Une députation de l’Assemblée va trouver le roi et n’en tire que deux paroles équivoques : il envoie des officiers pour prendre le commandement de la milice bourgeoise… Il ordonne aux troupes du Champ de Mars de se replier… Mouvement très bien entendu pour l’attaque générale.

Indignation de l’Assemblée, clameur, envoi d’une seconde députation… « Le cœur du roi est déchiré, mais il ne peut rien de plus. »

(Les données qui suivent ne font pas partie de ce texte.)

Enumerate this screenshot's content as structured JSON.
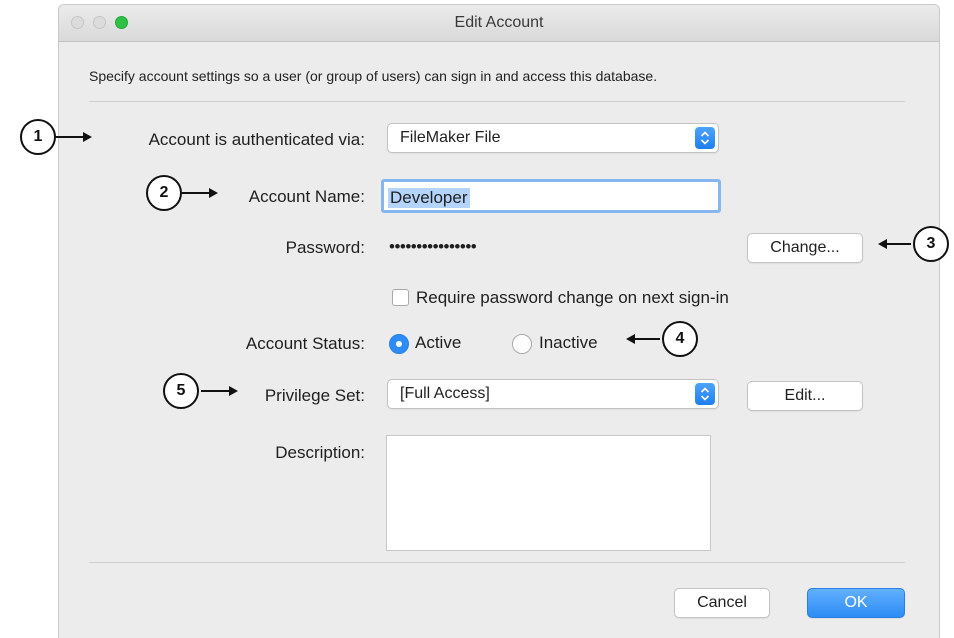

Louis XVI, dont on a si souvent déploré la faiblesse, avait ici les apparences d’une fermeté déplorable. Berthier était venu près de lui ; il était dans son cabinet, l’affermissait[2], lui disait que le mal était peu de chose. Dans le trouble où était Paris, il y avait encore des chances pour la grande attaque du soir. Cependant on sut bientôt que la ville était sur ses gardes. Elle avait déjà placé des canons sur Montmartre, qui couvraient La Villette, tenaient en respect Saint-Denis.

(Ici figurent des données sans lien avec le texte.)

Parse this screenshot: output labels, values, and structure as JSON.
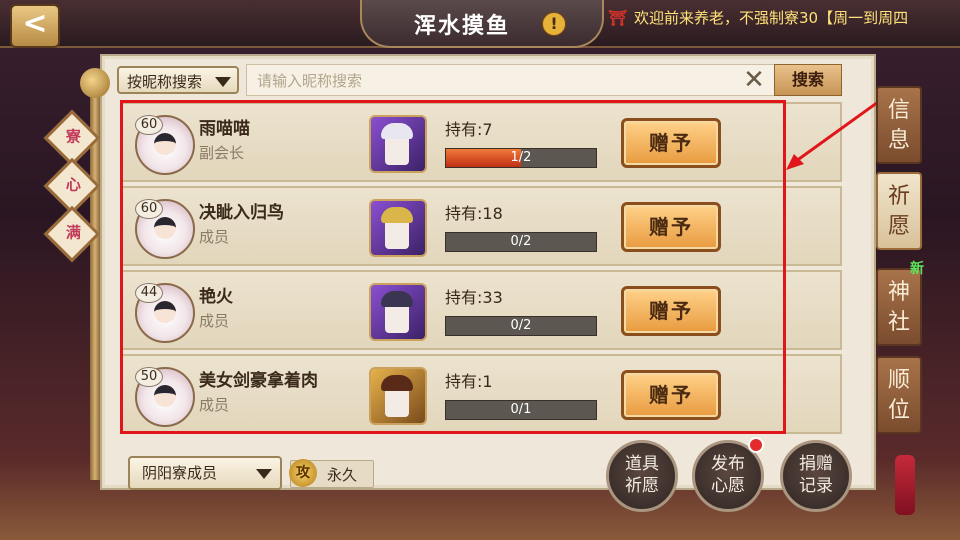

Parmi les rapports contradictoires, le roi ne donna nul ordre et, fidèle à ses habitudes, alla se coucher de bonne heure. Le duc de Liancourt, qui, par le droit de sa charge, entrait toujours, même de nuit, ne put le voir périr ainsi, dans son apathie et son ignorance. Il entra, il l’éveilla. Il aimait le roi et il

  1. Ferrières, I, 132.
  2. Rapport d’accusation, Hist. parl., IV, 83.